Initially Rai Sahib swung between the company of management (they were aware of his influential family therefore respectful to him) and us engineers. Since he had amiable nature and easy accessibility, he was quickly co-opted as our own. We used to have a drinking binge once every month sometimes in a fortnight in our mess. Some of the characters in our group were hard drinkers who could never be satisfied until dropped dead and carried to their rooms. It used to be funny as we will have our cook, a Bengali bloke, cook elaborate meal for us but we hardly touched the food. We always promised ourselves, no more hard drinking, we will eat the damn food this time but as the evening progressed this guy Ajit Bijapurkar(a Marathi guy who spoke flawless Bangla being a resident of this part and nearby Bengal for ages) would borrow a bike and another guy Umakant Basing (an Assamese) on pillion speed away to nearby market hub at Ranchi Road station, knock at some known seedy joint at 11 PM in the evening, get some whiskey at high premium and return. I also went pillion riding on a couple of occasions.      

So, we invited Rai Sahib to one of those binge parties, unaware of his alcoholic affliction. It was a bad idea to invite Rai Sahib to our party. It opened the floodgates. Rai Sahib was provided bachelor’s accommodation in the Guest House adjacent to our rooms (quarters as a Bihari would call), every Saturday or on the eve of holidays he would leave for Hazaribagh and come back on Monday. Once he became pally with us, he would get hold of one of us, remove from under his belt the ‘addhaa’ or ‘pavvaa’ tucked in there. He would not care if it was afternoon or the middle of the morning, get hold of a glass pour little whiskey in it and drink the rest from the bottle himself. Soon we began to avoid him but being a boss and fine gentleman otherwise, it was difficult to avoid him. Anyway, the guy was smart enough to find out when our party is (which invariable was on Saturday or a holiday eve, began to skip visit to home at Hazaribagh where his harassed wife lived. I don’t remember if he had any children, if he had they perhaps lived at some boarding school or at one of his brothers was taking care of them. I don’t remember seeing them at Hazaribagh.

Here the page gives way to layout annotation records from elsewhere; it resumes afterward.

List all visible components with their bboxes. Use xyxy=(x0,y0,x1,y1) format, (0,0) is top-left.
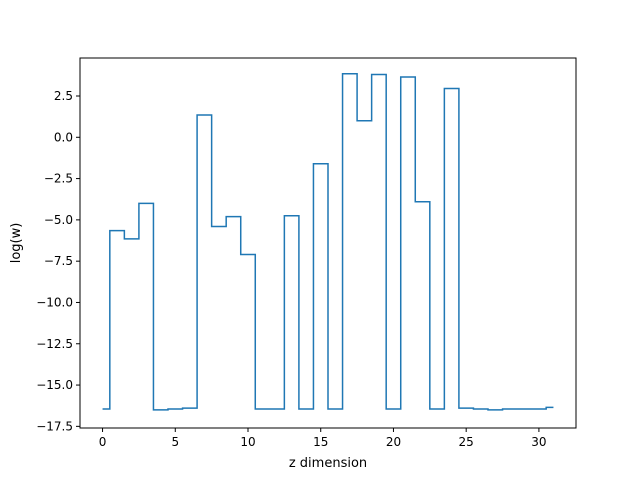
y-tick-label: −12.5 xyxy=(36,337,73,351)
x-tick-label: 5 xyxy=(171,435,179,449)
y-axis-label: log(w) xyxy=(9,223,24,264)
y-tick-label: −17.5 xyxy=(36,419,73,433)
y-tick-label: −2.5 xyxy=(44,172,73,186)
data-layer xyxy=(102,72,554,411)
ticks-layer: 0 5 10 15 20 25 30 −17.5 −15.0 −12.5 −10.0 −7.5 −5.0… xyxy=(36,89,546,449)
x-axis-label: z dimension xyxy=(289,456,367,471)
x-tick-label: 25 xyxy=(459,435,474,449)
x-tick-label: 30 xyxy=(531,435,546,449)
x-tick-label: 0 xyxy=(99,435,107,449)
x-tick-label: 20 xyxy=(386,435,401,449)
y-tick-label: 2.5 xyxy=(54,89,73,103)
series-line-0 xyxy=(102,72,554,411)
x-tick-label: 15 xyxy=(313,435,328,449)
x-tick-label: 10 xyxy=(240,435,255,449)
axes-frame xyxy=(79,57,577,429)
y-tick-label: −15.0 xyxy=(36,378,73,392)
y-tick-label: −7.5 xyxy=(44,254,73,268)
y-tick-label: −5.0 xyxy=(44,213,73,227)
y-tick-label: −10.0 xyxy=(36,295,73,309)
y-tick-label: 0.0 xyxy=(54,130,73,144)
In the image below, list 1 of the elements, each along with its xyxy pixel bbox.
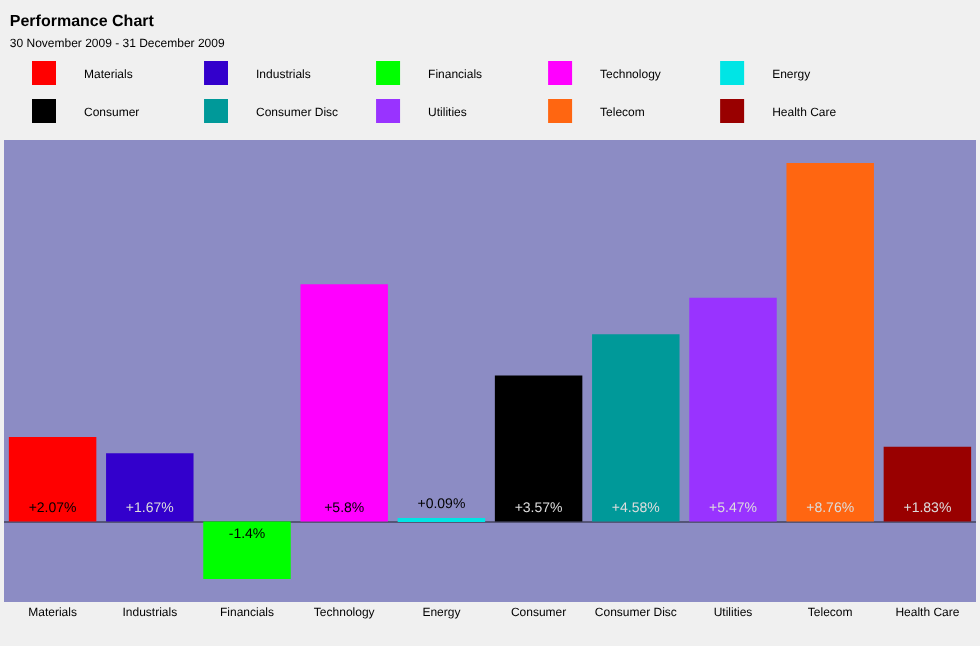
chart-title: Performance Chart — [9, 11, 155, 30]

It was Diwali perhaps or may be Puja (Durga Puja, just Puja in those parts) which is a big deal in Bihar just like Bengal, and brings in a connected 3-4 days of holidays. He forced upon us an invitation to visit him at Hazaribagh, stay put overnight. We dutifully arrived at his residence in the evening hoping to be firm and in control in deference to his wife whom we had  already met on a few occasions in the past. A la carte was laid out on the table, Mrs. Rai happy to see us but apprehensive of her husband turning the occasion into a disaster.

To cut a long story short, our firm resolve could not withstand the hurricane that was Rai sahib. In the end we slumped where ever we could find a place without touching the food. Next morning, very embarrassed and sorry for our behavior we fled from that home without taking breakfast for which a composed Mrs. Rai beseeched us.

I think within a couple of years, Rai Sahib left our company too, to join some contractor. I too moved away from Ramgarh.